What happens when skin gets chafed? 

Chafing can either be caused by skin rubbing against skin or fabric rubbing against skin. The friction wears away the top layer of skin exposing the more delicate skin cells underneath. These skin cells aren’t yet mature enough to be on the outside and they’re more fragile. They’re surrounded by small nerve endings and blood vessels which become exposed too. That’s why chafed skin can bleed and be intensely painful.  

Why can chafing increase in perimenopause? 

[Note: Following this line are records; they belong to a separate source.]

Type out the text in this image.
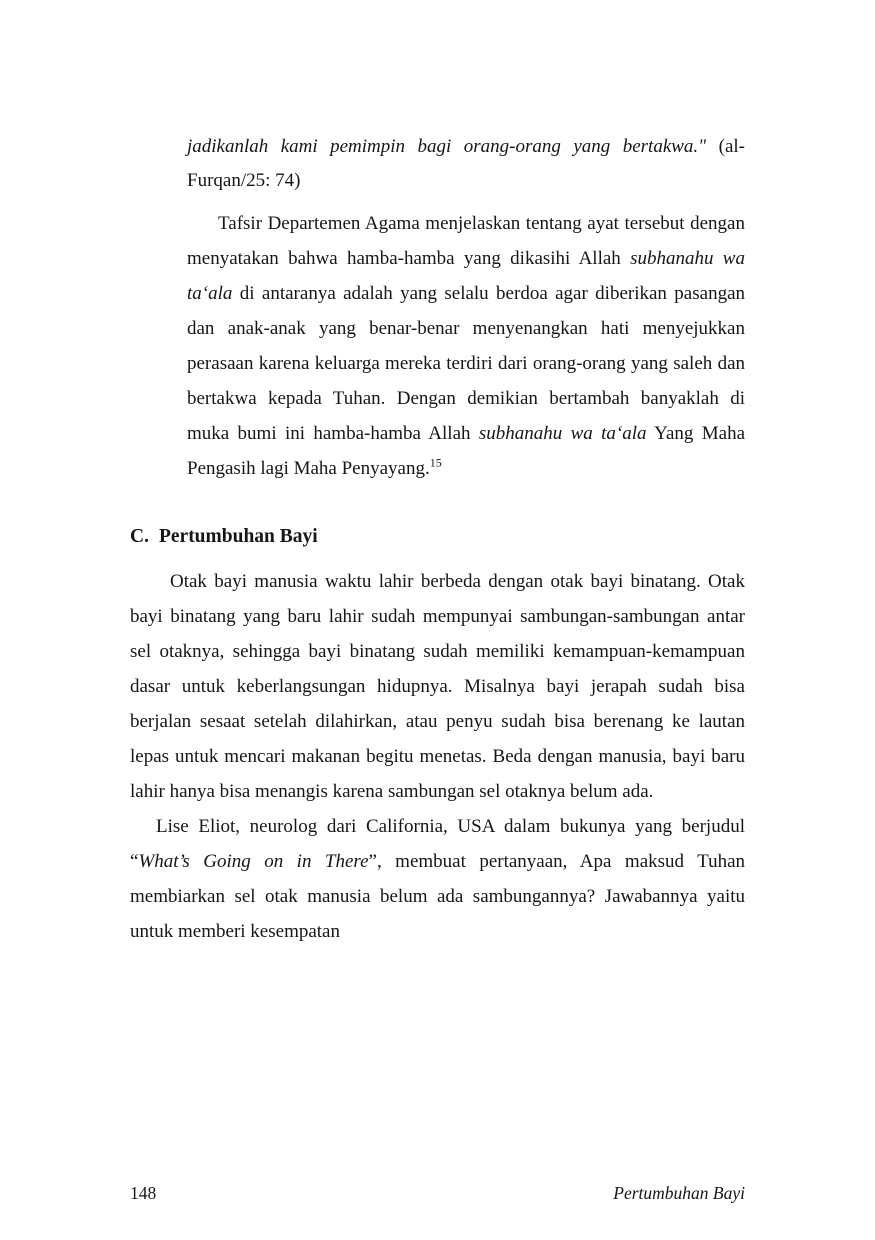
jadikanlah kami pemimpin bagi orang-orang yang bertakwa." (al-Furqan/25: 74)

Tafsir Departemen Agama menjelaskan tentang ayat tersebut dengan menyatakan bahwa hamba-hamba yang dikasihi Allah subhanahu wa ta‘ala di antaranya adalah yang selalu berdoa agar diberikan pasangan dan anak-anak yang benar-benar menyenangkan hati menyejukkan perasaan karena keluarga mereka terdiri dari orang-orang yang saleh dan bertakwa kepada Tuhan. Dengan demikian bertambah banyaklah di muka bumi ini hamba-hamba Allah subhanahu wa ta‘ala Yang Maha Pengasih lagi Maha Penyayang.$^{15}$

C. Pertumbuhan Bayi

Otak bayi manusia waktu lahir berbeda dengan otak bayi binatang. Otak bayi binatang yang baru lahir sudah mempunyai sambungan-sambungan antar sel otaknya, sehingga bayi binatang sudah memiliki kemampuan-kemampuan dasar untuk keberlangsungan hidupnya. Misalnya bayi jerapah sudah bisa berjalan sesaat setelah dilahirkan, atau penyu sudah bisa berenang ke lautan lepas untuk mencari makanan begitu menetas. Beda dengan manusia, bayi baru lahir hanya bisa menangis karena sambungan sel otaknya belum ada.

Lise Eliot, neurolog dari California, USA dalam bukunya yang berjudul “What’s Going on in There”, membuat pertanyaan, Apa maksud Tuhan membiarkan sel otak manusia belum ada sambungannya? Jawabannya yaitu untuk memberi kesempatan

148	Pertumbuhan Bayi
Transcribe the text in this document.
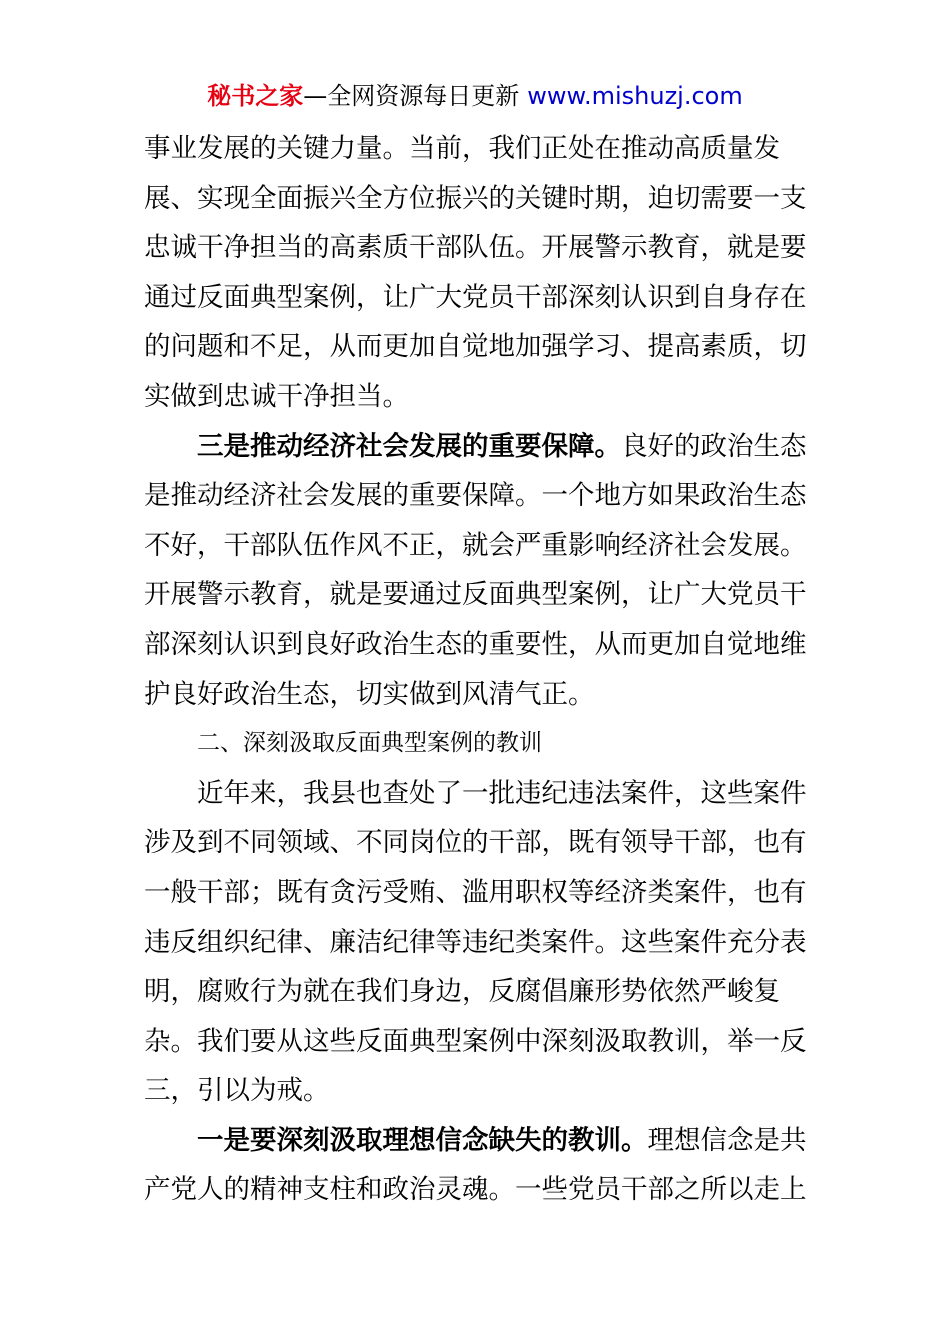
秘书之家—全网资源每日更新 www.mishuzj.com
事业发展的关键力量。当前，我们正处在推动高质量发
展、实现全面振兴全方位振兴的关键时期，迫切需要一支
忠诚干净担当的高素质干部队伍。开展警示教育，就是要
通过反面典型案例，让广大党员干部深刻认识到自身存在
的问题和不足，从而更加自觉地加强学习、提高素质，切
实做到忠诚干净担当。
三是推动经济社会发展的重要保障。良好的政治生态
是推动经济社会发展的重要保障。一个地方如果政治生态
不好，干部队伍作风不正，就会严重影响经济社会发展。
开展警示教育，就是要通过反面典型案例，让广大党员干
部深刻认识到良好政治生态的重要性，从而更加自觉地维
护良好政治生态，切实做到风清气正。
二、深刻汲取反面典型案例的教训
近年来，我县也查处了一批违纪违法案件，这些案件
涉及到不同领域、不同岗位的干部，既有领导干部，也有
一般干部；既有贪污受贿、滥用职权等经济类案件，也有
违反组织纪律、廉洁纪律等违纪类案件。这些案件充分表
明，腐败行为就在我们身边，反腐倡廉形势依然严峻复
杂。我们要从这些反面典型案例中深刻汲取教训，举一反
三，引以为戒。
一是要深刻汲取理想信念缺失的教训。理想信念是共
产党人的精神支柱和政治灵魂。一些党员干部之所以走上
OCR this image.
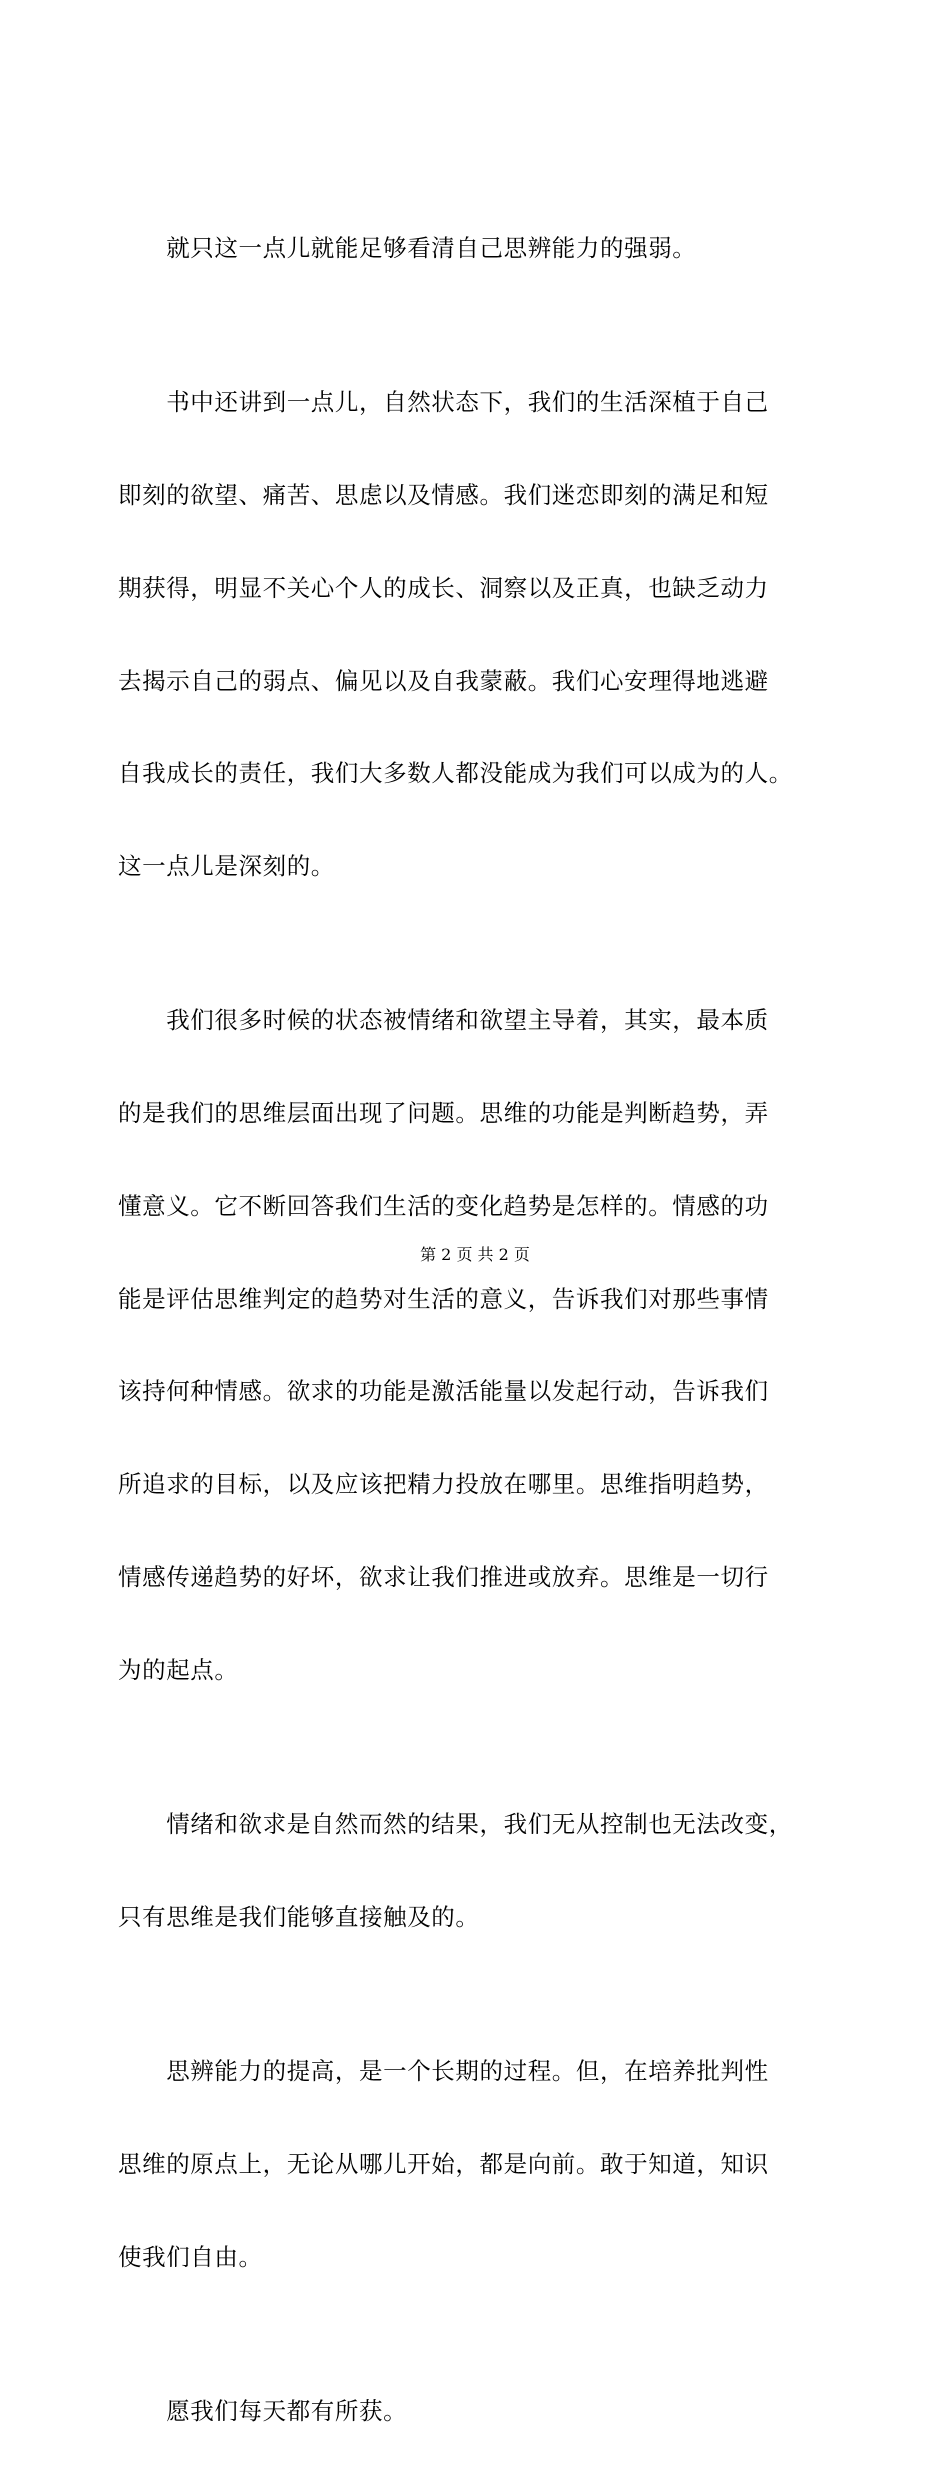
　　就只这一点儿就能足够看清自己思辨能力的强弱。

　　书中还讲到一点儿，自然状态下，我们的生活深植于自己

即刻的欲望、痛苦、思虑以及情感。我们迷恋即刻的满足和短

期获得，明显不关心个人的成长、洞察以及正真，也缺乏动力

去揭示自己的弱点、偏见以及自我蒙蔽。我们心安理得地逃避

自我成长的责任，我们大多数人都没能成为我们可以成为的人。

这一点儿是深刻的。

　　我们很多时候的状态被情绪和欲望主导着，其实，最本质

的是我们的思维层面出现了问题。思维的功能是判断趋势，弄

懂意义。它不断回答我们生活的变化趋势是怎样的。情感的功

能是评估思维判定的趋势对生活的意义，告诉我们对那些事情

该持何种情感。欲求的功能是激活能量以发起行动，告诉我们

所追求的目标，以及应该把精力投放在哪里。思维指明趋势，

情感传递趋势的好坏，欲求让我们推进或放弃。思维是一切行

为的起点。

　　情绪和欲求是自然而然的结果，我们无从控制也无法改变，

只有思维是我们能够直接触及的。

　　思辨能力的提高，是一个长期的过程。但，在培养批判性

思维的原点上，无论从哪儿开始，都是向前。敢于知道，知识

使我们自由。

　　愿我们每天都有所获。

第 2 页 共 2 页
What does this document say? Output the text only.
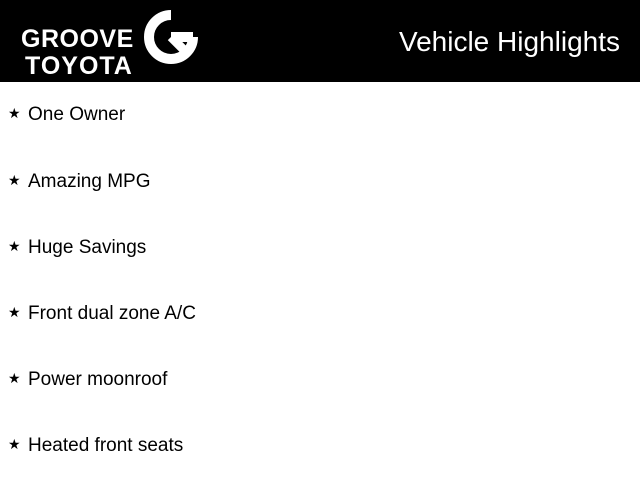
GROOVE
TOYOTA
Vehicle Highlights
★ One Owner
★ Amazing MPG
★ Huge Savings
★ Front dual zone A/C
★ Power moonroof
★ Heated front seats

Women tell me that even though they’ve been running for years and mastered the art of caring for their skin and avoiding chafing, when they hit perimenopause it seems to become a problem. There are a few reasons why that might be: 

  • Increased sweating during running 
  • Breast and body shape changes so clothes fit differently 
  • Reduced resiliency and plumpness of the skin due to changing hormone levels  

How to prevent skin chafing when running 

Prevention is always better than cure so here are a few tips to keep your run comfortable and your skin intact: 

  • Wear correctly fitting clothes. Baggier clothes will move around more. Look for a good fit in your problem area so, for example, slightly longer Lycra shorts will stop your thighs rubbing together.   
  • Get re-fitted for your sports bra. 70 per cent of women wear a bra that’s the wrong size. The main error is a chest band that’s too big and a cup that’s too small. Getting a perfect fit reduces breast movement and therefore reduces risk of rubbing from a moving chest band. Breast size changes during perimenopause and post menopause so these are good times to get a fitting.  
  • Choose technical fabrics. Soft, seam free fabrics are best. Wet clothes will chafe much more quickly and technical fabrics wick sweat away from the skin and dry quickly. This is especially important if you’re finding you’re sweating more heavily than you used to. The areas that you sweat from may change too. My upper chest for example never used to be an area that I sweated much from but on a recent run I looked as if someone had thrown a bottle of water at my front, there was very little sweat on my back – weird! 
  • Use a barrier cream. You can use a lubricant such as Vaseline, or Body Glide and apply it before you run. Alternatively, particularly if you’re going to get wet, use Sudocrem or Bepanthen (a nappy cream for babies) to protect the skin.  
  • Moisturise regularly. Menopausal skin tends to be on the dry side so getting into the habit of moisturising regularly, especially after washing is a good idea. No need for expensive products, Nivea Soft is my top recommendation.   
  • Keep cool. Do what you can to reduce sweating by keeping as cool as possible. Don’t over dress, your thermostat may have changed and your body often needs to work harder to keep you cool. Choose shady routes on sunny days. Pre-cool with an icy drink before you run and keep well hydrated.  
  • Use your antiperspirant. These won’t directly protect the skin but they can reduce sweating by blocking pores. Being a bit more liberal with your antiperspirant can help but don’t use them near your vulva. 

How to treat chafed skin 

Skin chafing happens to all of us from time to time despite our best intentions. Here are some tips for treating it: 

  • Clean the skin as soon as possible. Use warm water and a mild soap. Avoid strongly perfumed body washes. It will sting a bit at first but keep going.  
  • Dry the skin thoroughly with a soft, clean towel. 
  • Apply Sudocrem (this isn’t a sponsored post – I just love the stuff!), it contains zinc oxide which is a mild antiseptic and it creates a barrier to prevent further damage. Another good choice of antiseptic is Savlon. 
  • Leave the skin exposed to the air if you can. 
  • Cover with a sterile dressing if you need to, to protect the skin from further rubbing. 

Skin usually heals in a few days. It might feel a bit itchy and be slightly red but it shouldn’t get sticky or smelly and the redness should gradually reduce rather than get bigger and spread. If any of these things happen, it indicates possible infection. Speak to your pharmacist about what you can buy over the counter and whether you need to see your doctor.